Hacker News new | ask | show | jobs
by native_samples 1457 days ago
The quote isn't offhand, it's directly and explicitly making claims of causality, e.g. talking about the "effect" and saying the vaccination "reduces the risk".

Yes the paper says differently. So what? We're used to this from epidemiology by now. The claims they make to the government/media/public about disease frequently don't match their actual data. To discover this you have to not only read the paper but often dig through the most obscure parts of it. The fact that their claims are wrong will only emerge in, like, table 3 of Appendix 2 which is by the way only available on GitHub if at all. Here it emerges in literally the last paragraph. Then someone blogs about this and they get kicked off Twitter for spreading "misinformation".

The public's understanding of science being provisional is actually excellent and far better than the supposedly elite decision making classes. That's why the public increasingly doesn't trust claims made by scientists, and correctly so. Scientists will make bold claims of causation whilst actually having a sketchy P=0.049 regression at best and a fictional model built on circular logic at worst.

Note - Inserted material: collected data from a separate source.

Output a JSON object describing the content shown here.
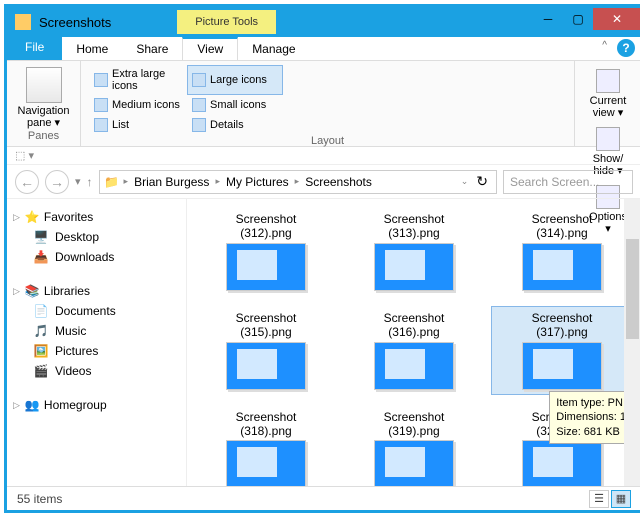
{
  "titlebar": {
    "title": "Screenshots",
    "tools": "Picture Tools"
  },
  "tabs": {
    "file": "File",
    "items": [
      "Home",
      "Share",
      "View",
      "Manage"
    ],
    "active": 2
  },
  "ribbon": {
    "nav": "Navigation\npane ▾",
    "panes_lbl": "Panes",
    "layout_lbl": "Layout",
    "layouts": [
      [
        "Extra large icons",
        "Large icons"
      ],
      [
        "Medium icons",
        "Small icons"
      ],
      [
        "List",
        "Details"
      ]
    ],
    "layout_selected": "Large icons",
    "current": "Current\nview ▾",
    "showhide": "Show/\nhide ▾",
    "options": "Options\n▾"
  },
  "breadcrumbs": [
    "Brian Burgess",
    "My Pictures",
    "Screenshots"
  ],
  "search_placeholder": "Search Screen...",
  "sidebar": {
    "favorites": {
      "label": "Favorites",
      "items": [
        "Desktop",
        "Downloads"
      ]
    },
    "libraries": {
      "label": "Libraries",
      "items": [
        "Documents",
        "Music",
        "Pictures",
        "Videos"
      ]
    },
    "homegroup": {
      "label": "Homegroup"
    }
  },
  "files": [
    {
      "name": "Screenshot (312).png"
    },
    {
      "name": "Screenshot (313).png"
    },
    {
      "name": "Screenshot (314).png"
    },
    {
      "name": "Screenshot (315).png"
    },
    {
      "name": "Screenshot (316).png"
    },
    {
      "name": "Screenshot (317).png",
      "selected": true
    },
    {
      "name": "Screenshot (318).png"
    },
    {
      "name": "Screenshot (319).png"
    },
    {
      "name": "Screenshot (320).png"
    }
  ],
  "tooltip": {
    "type": "Item type: PN",
    "dim": "Dimensions: 1",
    "size": "Size: 681 KB"
  },
  "status": {
    "count": "55 items"
  }
}
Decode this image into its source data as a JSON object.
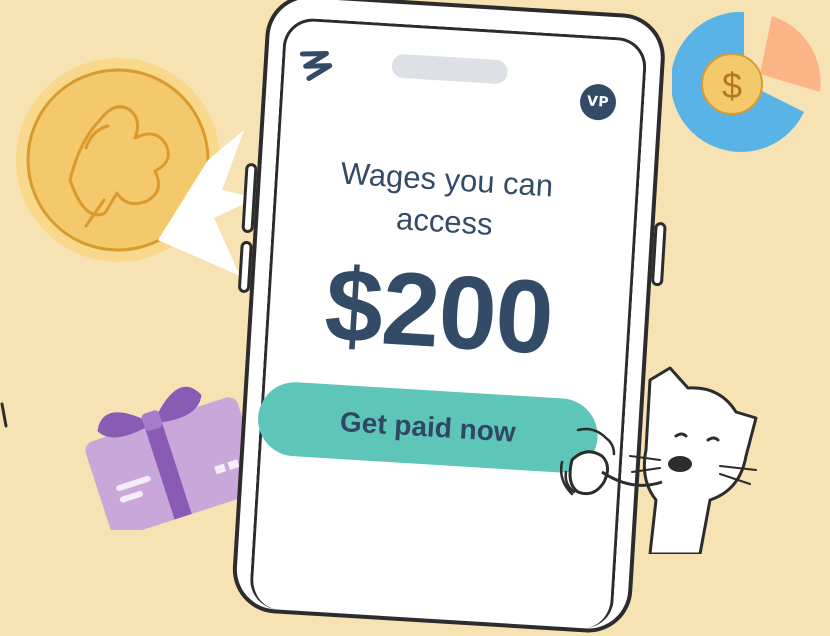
{
  "app": {
    "logo_icon": "zigzag-logo-icon",
    "avatar_initials": "VP"
  },
  "wages": {
    "headline": "Wages you can access",
    "amount": "$200",
    "cta_label": "Get paid now"
  },
  "decorations": {
    "coin_icon": "gold-coin-icon",
    "pie_icon": "pie-chart-dollar-icon",
    "pie_symbol": "$",
    "gift_icon": "gift-card-icon",
    "cat_icon": "cat-illustration"
  },
  "colors": {
    "background": "#f6e2b3",
    "primary_text": "#334b66",
    "cta": "#5ec5b9",
    "coin": "#f3c96b",
    "pie_blue": "#5ab3e6",
    "pie_peach": "#fbb486",
    "gift": "#c9a8d9"
  }
}
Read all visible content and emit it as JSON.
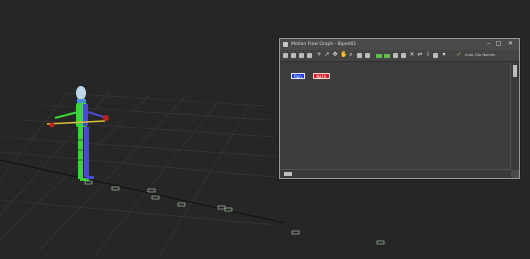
{
  "window": {
    "title": "Motion Flow Graph - Biped01",
    "min_glyph": "–",
    "max_glyph": "□",
    "close_glyph": "✕"
  },
  "toolbar": {
    "icons": [
      "move-icon",
      "sort-icon",
      "rotate-icon",
      "align-icon",
      "add-clip-icon",
      "select-icon",
      "pan-icon",
      "hand-icon",
      "zoom-icon",
      "zoom-extents-icon",
      "frame-icon",
      "create-random-motion-icon",
      "motion-icon",
      "save-icon",
      "load-icon",
      "delete-icon",
      "transition-icon",
      "info-icon",
      "link-icon",
      "dropdown-icon"
    ],
    "auto_clip_names_label": "Auto Clip Names"
  },
  "graph": {
    "nodes": [
      {
        "label": "Run",
        "color": "#1f3fd6"
      },
      {
        "label": "Walk",
        "color": "#d21f2a"
      }
    ]
  },
  "viewport": {
    "background": "#262626",
    "grid_color": "#3a3a3a",
    "biped_colors": {
      "left": "#3bd43b",
      "right": "#4a4ad0",
      "head": "#bcd6e6",
      "hand": "#c01f1f"
    }
  }
}
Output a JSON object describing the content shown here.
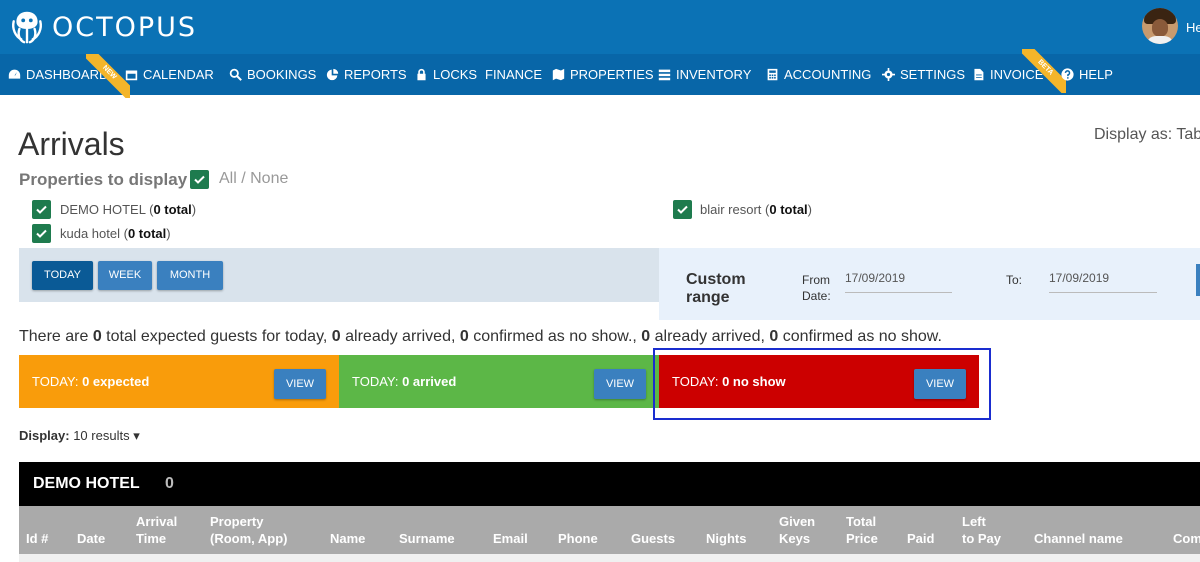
{
  "app": {
    "logo_text": "OCTOPUS",
    "user_greeting": "He"
  },
  "nav": [
    {
      "label": "DASHBOARD",
      "icon": "dashboard-icon"
    },
    {
      "label": "CALENDAR",
      "icon": "calendar-icon"
    },
    {
      "label": "BOOKINGS",
      "icon": "search-icon"
    },
    {
      "label": "REPORTS",
      "icon": "pie-chart-icon"
    },
    {
      "label": "LOCKS",
      "icon": "lock-icon"
    },
    {
      "label": "FINANCE",
      "icon": ""
    },
    {
      "label": "PROPERTIES",
      "icon": "map-icon"
    },
    {
      "label": "INVENTORY",
      "icon": "list-icon"
    },
    {
      "label": "ACCOUNTING",
      "icon": "calculator-icon"
    },
    {
      "label": "SETTINGS",
      "icon": "gear-icon"
    },
    {
      "label": "INVOICE",
      "icon": "document-icon"
    },
    {
      "label": "HELP",
      "icon": "question-icon"
    }
  ],
  "ribbons": {
    "new": "NEW",
    "beta": "BETA"
  },
  "page": {
    "title": "Arrivals",
    "display_as": "Display as: Tab",
    "properties_label": "Properties to display",
    "all_none": "All / None"
  },
  "properties": [
    {
      "name": "DEMO HOTEL",
      "open": " (",
      "total": "0 total",
      "close": ")"
    },
    {
      "name": "kuda hotel",
      "open": " (",
      "total": "0 total",
      "close": ")"
    },
    {
      "name": "blair resort",
      "open": " (",
      "total": "0 total",
      "close": ")"
    }
  ],
  "range": {
    "buttons": [
      "TODAY",
      "WEEK",
      "MONTH"
    ],
    "custom_label_1": "Custom",
    "custom_label_2": "range",
    "from_label_1": "From",
    "from_label_2": "Date:",
    "from_value": "17/09/2019",
    "to_label": "To:",
    "to_value": "17/09/2019"
  },
  "summary": {
    "t1": "There are ",
    "n1": "0",
    "t2": " total expected guests for today, ",
    "n2": "0",
    "t3": " already arrived, ",
    "n3": "0",
    "t4": " confirmed as no show., ",
    "n4": "0",
    "t5": " already arrived, ",
    "n5": "0",
    "t6": " confirmed as no show."
  },
  "cards": [
    {
      "prefix": "TODAY: ",
      "value": "0 expected",
      "button": "VIEW",
      "color": "#f99c0b"
    },
    {
      "prefix": "TODAY: ",
      "value": "0 arrived",
      "button": "VIEW",
      "color": "#5cb747"
    },
    {
      "prefix": "TODAY: ",
      "value": "0 no show",
      "button": "VIEW",
      "color": "#cc0000"
    }
  ],
  "display": {
    "label": "Display:",
    "value": "10 results",
    "caret": "▾"
  },
  "hotel": {
    "name": "DEMO HOTEL",
    "count": "0",
    "columns": [
      [
        "",
        "Id #"
      ],
      [
        "",
        "Date"
      ],
      [
        "Arrival",
        "Time"
      ],
      [
        "Property",
        "(Room, App)"
      ],
      [
        "",
        "Name"
      ],
      [
        "",
        "Surname"
      ],
      [
        "",
        "Email"
      ],
      [
        "",
        "Phone"
      ],
      [
        "",
        "Guests"
      ],
      [
        "",
        "Nights"
      ],
      [
        "Given",
        "Keys"
      ],
      [
        "Total",
        "Price"
      ],
      [
        "",
        "Paid"
      ],
      [
        "Left",
        "to Pay"
      ],
      [
        "",
        "Channel name"
      ],
      [
        "",
        "Com"
      ]
    ]
  },
  "colors": {
    "topbar": "#0b72b5",
    "navbar": "#0866a8",
    "checkbox": "#1e7b4e",
    "button": "#3a80bf"
  }
}
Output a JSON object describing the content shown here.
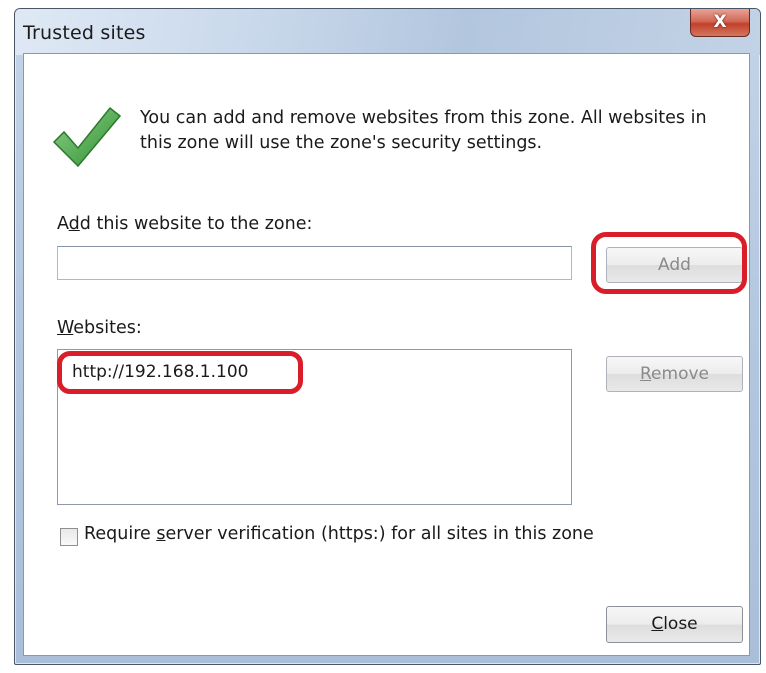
{
  "window": {
    "title": "Trusted sites",
    "close_glyph": "X"
  },
  "info": {
    "line1": "You can add and remove websites from this zone. All websites in",
    "line2": "this zone will use the zone's security settings."
  },
  "add_section": {
    "label_pre": "A",
    "label_access": "d",
    "label_post": "d this website to the zone:",
    "input_value": "",
    "add_button": "Add"
  },
  "sites_section": {
    "label_access": "W",
    "label_post": "ebsites:",
    "items": [
      "http://192.168.1.100"
    ],
    "remove_access": "R",
    "remove_post": "emove"
  },
  "require": {
    "checked": false,
    "pre": "Require ",
    "access": "s",
    "post": "erver verification (https:) for all sites in this zone"
  },
  "footer": {
    "close_access": "C",
    "close_post": "lose"
  },
  "icons": {
    "check": "green-checkmark-icon",
    "close": "close-icon"
  },
  "colors": {
    "highlight": "#d91e2a",
    "check_green": "#3aa33a"
  }
}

We need to hold scientists to higher standards, and especially epidemiologists. The amount of damage their sloppy "offhand" approach has caused is astronomical. Or, quicker, just accept that they aren't going to improve, have learned nothing from COVID and cut them out of society and the public conversation entirely.

1 comments

You missed my point. I don't actually think the quote was offhand either (another comment suggested that possibility), but the lines from the paper I cited also uses causal language. My point is that using causal language is fine (understanding that it's provisional as all science is), and I think the scientist quote is fine.

You think the scientist quote is dishonest? It seems you too conflate causality with something like proven mathematically or 100% confidence.

If they're going to claim causality for vaccines->less Alzheimers then yes, they need pretty close to 100% confidence for that because this is the sort of thing that gets translated into mandatory government policies. What they have here is literally nothing, it's just a correlation. They don't have any evidence of a causal relation, and they don't have any suggested biological pathway either. It's malpractice to assert causality given such a total absence of evidence.

Moreover, as a killed comment elsewhere in this thread points out, it's very likely that they made a mistake somewhere. This claim is absurd on its face. A 40% effect size is enormous. Alzheimer's is tracked very closely and there has been no change in incidence over time:

https://ourworldindata.org/grapher/prevalence-of-dementias

Flu vaccines on the other hand have become far more prevalent over the last 20 years especially amongst the age groups most at risk for Alzheimers. So, where's the impact? There isn't any. If flu vaccines really reduced the risk that much then we'd see it in the actual numbers, as a 40% reduction is hard to hide.